Die Neue Mitte. Mit vereinten Kräften.

Stadt und Inverstoren arbeiten gemeinsam – die Neue Mitte, ein Miteinander mit den richtigen Partnern zur richtigen Zeit. Durch private und lokale Investoren werden zwei zusammenhängende Quartiere am Anfang und Ende der Neuen Mitte angesiedelt. Kompetente Stadtplaner und ein renommierter Gestaltungsbereit stehen dem Gesamtprojekt mit Rat und Tat zur Seite.

Der Stadtplaner: Klaus Kehrbaum.

Klaus Kehrbaum zählt zu den renommiertesten Architekten und Stadtplanern im süddeutschen Raum – mit Projekten im In- und Ausland. Sein Name steht für nachhaltige Stadtentwicklung mit innovativen Konzepten. Kehrbaum Architekten AG zeichnet eine enge Zusammenarbeit mit allen Projektpartnern aus – immer unter Berücksichtigung der vielen komplexen Forderungen an Städtebau, Funktion und Qualität.

Der Gestaltungsbeirat:
Alexander Wetzig & Prof. Dr. Winfried Nerdinger.

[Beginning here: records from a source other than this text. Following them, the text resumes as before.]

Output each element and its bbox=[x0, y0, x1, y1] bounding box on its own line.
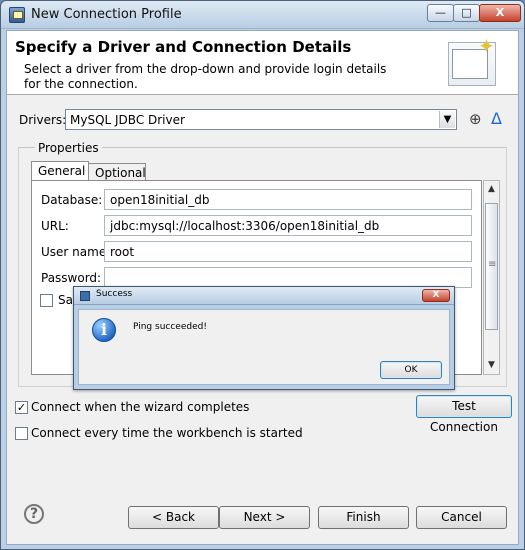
next-button[interactable]: Next > bbox=[219, 506, 310, 529]
window-title-bar[interactable]: New Connection Profile — □ X bbox=[1, 1, 524, 29]
back-button[interactable]: < Back bbox=[128, 506, 219, 529]
help-icon[interactable]: ? bbox=[24, 504, 44, 524]
minimize-button[interactable]: — bbox=[427, 4, 454, 22]
maximize-button[interactable]: □ bbox=[453, 4, 480, 22]
connect-every-time-label: Connect every time the workbench is star… bbox=[31, 426, 303, 440]
scroll-up-icon[interactable]: ▲ bbox=[484, 181, 499, 198]
connect-when-completes-label: Connect when the wizard completes bbox=[31, 400, 250, 414]
user-name-field[interactable]: root bbox=[104, 241, 472, 262]
password-field[interactable] bbox=[104, 267, 472, 288]
save-password-checkbox[interactable] bbox=[40, 294, 53, 307]
new-item-sparkle-icon: ✦ bbox=[478, 34, 495, 58]
page-title: Specify a Driver and Connection Details bbox=[15, 38, 352, 56]
drivers-label: Drivers: bbox=[19, 113, 67, 127]
dialog-title: Success bbox=[96, 289, 133, 299]
dialog-body: i Ping succeeded! OK bbox=[78, 309, 450, 385]
selected-driver: MySQL JDBC Driver bbox=[70, 113, 185, 127]
application-icon bbox=[9, 7, 25, 23]
tab-general[interactable]: General bbox=[31, 161, 89, 181]
database-field[interactable]: open18initial_db bbox=[104, 189, 472, 210]
dialog-close-button[interactable]: X bbox=[422, 289, 450, 302]
password-label: Password: bbox=[41, 271, 102, 285]
connect-when-completes-checkbox[interactable]: ✓ bbox=[15, 401, 28, 414]
scroll-down-icon[interactable]: ▼ bbox=[484, 357, 499, 374]
url-field[interactable]: jdbc:mysql://localhost:3306/open18initia… bbox=[104, 215, 472, 236]
new-driver-icon[interactable]: ⊕ bbox=[469, 110, 485, 128]
driver-delta-icon[interactable]: Δ bbox=[491, 109, 507, 128]
properties-label: Properties bbox=[35, 141, 102, 155]
finish-button[interactable]: Finish bbox=[318, 506, 409, 529]
dialog-title-bar[interactable]: Success X bbox=[74, 287, 454, 305]
window-title: New Connection Profile bbox=[31, 7, 182, 22]
tab-optional[interactable]: Optional bbox=[88, 163, 146, 181]
dialog-app-icon bbox=[80, 291, 90, 301]
test-connection-button[interactable]: Test Connection bbox=[416, 395, 512, 434]
connection-wizard-icon: ✦ bbox=[448, 34, 496, 86]
database-label: Database: bbox=[41, 193, 103, 207]
close-window-button[interactable]: X bbox=[479, 4, 521, 22]
ping-success-message: Ping succeeded! bbox=[133, 322, 207, 332]
success-dialog: Success X i Ping succeeded! OK bbox=[73, 286, 455, 390]
url-label: URL: bbox=[41, 219, 69, 233]
chevron-down-icon[interactable]: ▼ bbox=[439, 111, 455, 128]
wizard-header: Specify a Driver and Connection Details … bbox=[7, 31, 518, 95]
ok-button[interactable]: OK bbox=[380, 361, 442, 379]
properties-scrollbar[interactable]: ▲ ▼ bbox=[483, 180, 500, 375]
user-name-label: User name: bbox=[41, 245, 111, 259]
scrollbar-thumb[interactable] bbox=[485, 203, 498, 330]
connect-every-time-checkbox[interactable] bbox=[15, 427, 28, 440]
new-connection-profile-window: New Connection Profile — □ X Specify a D… bbox=[0, 0, 525, 550]
drivers-dropdown[interactable]: MySQL JDBC Driver ▼ bbox=[65, 109, 457, 130]
page-description: Select a driver from the drop-down and p… bbox=[24, 62, 387, 91]
info-icon: i bbox=[92, 318, 116, 342]
cancel-button[interactable]: Cancel bbox=[416, 506, 507, 529]
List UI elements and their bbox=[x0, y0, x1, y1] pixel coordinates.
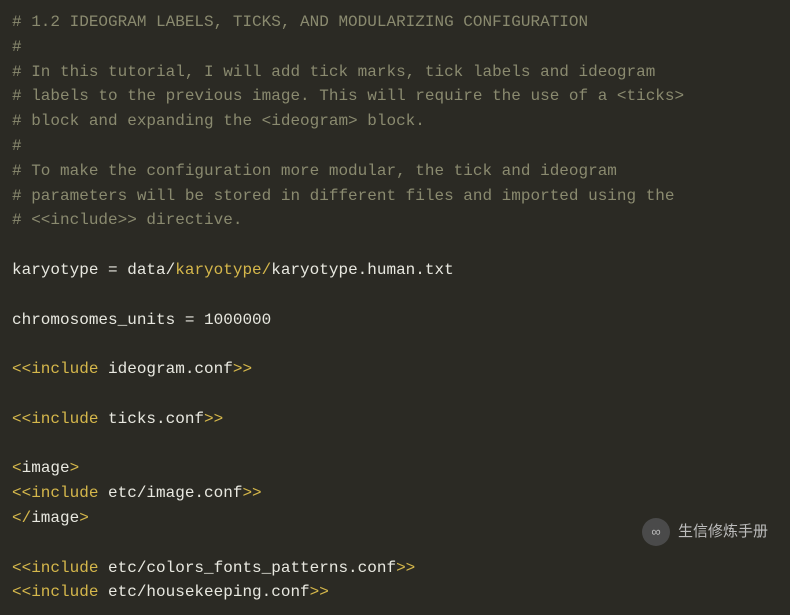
comment-text: # bbox=[12, 38, 22, 56]
code-line[interactable]: </image> bbox=[12, 506, 778, 531]
code-line[interactable]: # <<include>> directive. bbox=[12, 208, 778, 233]
tag-name: image bbox=[31, 509, 79, 527]
code-line[interactable]: # labels to the previous image. This wil… bbox=[12, 84, 778, 109]
code-line[interactable] bbox=[12, 432, 778, 457]
tag-open: < bbox=[12, 459, 22, 477]
code-line[interactable]: chromosomes_units = 1000000 bbox=[12, 308, 778, 333]
code-line[interactable]: # bbox=[12, 35, 778, 60]
code-line[interactable] bbox=[12, 531, 778, 556]
comment-text: # In this tutorial, I will add tick mark… bbox=[12, 63, 655, 81]
code-line[interactable]: <<include ideogram.conf>> bbox=[12, 357, 778, 382]
code-line[interactable]: karyotype = data/karyotype/karyotype.hum… bbox=[12, 258, 778, 283]
include-close: >> bbox=[242, 484, 261, 502]
comment-text: # To make the configuration more modular… bbox=[12, 162, 617, 180]
code-line[interactable] bbox=[12, 332, 778, 357]
code-line[interactable] bbox=[12, 233, 778, 258]
include-file: etc/image.conf bbox=[108, 484, 242, 502]
assign-lhs: karyotype = data/ bbox=[12, 261, 175, 279]
code-line[interactable] bbox=[12, 382, 778, 407]
include-open: <<include bbox=[12, 410, 108, 428]
tag-name: image bbox=[22, 459, 70, 477]
code-line[interactable] bbox=[12, 283, 778, 308]
code-line[interactable]: # bbox=[12, 134, 778, 159]
code-line[interactable]: <<include etc/image.conf>> bbox=[12, 481, 778, 506]
code-line[interactable]: # parameters will be stored in different… bbox=[12, 184, 778, 209]
comment-text: # 1.2 IDEOGRAM LABELS, TICKS, AND MODULA… bbox=[12, 13, 588, 31]
include-close: >> bbox=[310, 583, 329, 601]
comment-text: # labels to the previous image. This wil… bbox=[12, 87, 684, 105]
code-line[interactable]: # block and expanding the <ideogram> blo… bbox=[12, 109, 778, 134]
tag-open: </ bbox=[12, 509, 31, 527]
include-close: >> bbox=[233, 360, 252, 378]
include-close: >> bbox=[204, 410, 223, 428]
code-line[interactable]: <<include etc/housekeeping.conf>> bbox=[12, 580, 778, 605]
code-editor[interactable]: # 1.2 IDEOGRAM LABELS, TICKS, AND MODULA… bbox=[0, 0, 790, 615]
assign-path: karyotype/ bbox=[175, 261, 271, 279]
comment-text: # block and expanding the <ideogram> blo… bbox=[12, 112, 425, 130]
include-file: ideogram.conf bbox=[108, 360, 233, 378]
code-line[interactable]: # To make the configuration more modular… bbox=[12, 159, 778, 184]
comment-text: # <<include>> directive. bbox=[12, 211, 242, 229]
include-open: <<include bbox=[12, 484, 108, 502]
config-line: chromosomes_units = 1000000 bbox=[12, 311, 271, 329]
code-line[interactable]: <image> bbox=[12, 456, 778, 481]
assign-rhs: karyotype.human.txt bbox=[271, 261, 453, 279]
include-open: <<include bbox=[12, 583, 108, 601]
code-line[interactable]: <<include ticks.conf>> bbox=[12, 407, 778, 432]
tag-close: > bbox=[70, 459, 80, 477]
include-open: <<include bbox=[12, 360, 108, 378]
include-file: etc/housekeeping.conf bbox=[108, 583, 310, 601]
code-line[interactable]: # 1.2 IDEOGRAM LABELS, TICKS, AND MODULA… bbox=[12, 10, 778, 35]
comment-text: # parameters will be stored in different… bbox=[12, 187, 675, 205]
code-line[interactable]: # In this tutorial, I will add tick mark… bbox=[12, 60, 778, 85]
tag-close: > bbox=[79, 509, 89, 527]
include-file: ticks.conf bbox=[108, 410, 204, 428]
comment-text: # bbox=[12, 137, 22, 155]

Die Gestaltung des öffentlichen Raumes ist einer der zentralen Punkte bei der Entwicklung einer Stadt. Wohnen, arbeiten, einkaufen – kurzum leben – und das alles an Orten, die zum Verweilen einladen und gleichzeitig das Antlitz einer richtigen Stadt haben. Im Geretsrieder Fall heißt das: weg von der Gartenstadt der 1950er Jahre, hin zu einer modernen Stadt, die allen Bedürfnissen und Anforderungen der heutigen Zeit gerecht wird. Um diesen Weg in die Zukunft professionell und zielgerichtet zu beschreiten, hat die Stadt Geretsried im Jahr 2015 einen Gestaltungsbeirat einberufen. Für dieses Expertengremium konnten zwei angesehene Fachmänner auf diesem Gebiet gewonnen werden – eine außerordentliche Ehre für eine Stadt dieser Größe. Prof. Dr. Winfried Nerdinger ist ein bedeutender Architekturhistoriker, der es wie kein zweiter versteht, Historisches und Gegenwärtiges bei der Entwicklung einer Stadt zu vereinen, Alexander Wetzig hat sich als Baubürgermeister der Stadt Ulm einen Namen gemacht.

Funktion.

Ziel des Gestaltungsbeirates ist die Begleitung stadtbildprägender Vorhaben – um mittels ihrer Expertise gemeinsam mit den Bauherren und Planern optimale Lösungen zu erarbeiten.

Aufgaben.

Der Beirat hat die Aufgabe, geplante Bauvorhaben hinsichtlich städtebaulicher, architektonischer und gestalterischer Qualität zu bewerten und gegenüber dem Stadtrat Empfehlungen, Anregungen oder Verbesserungsvorschläge zu formulieren.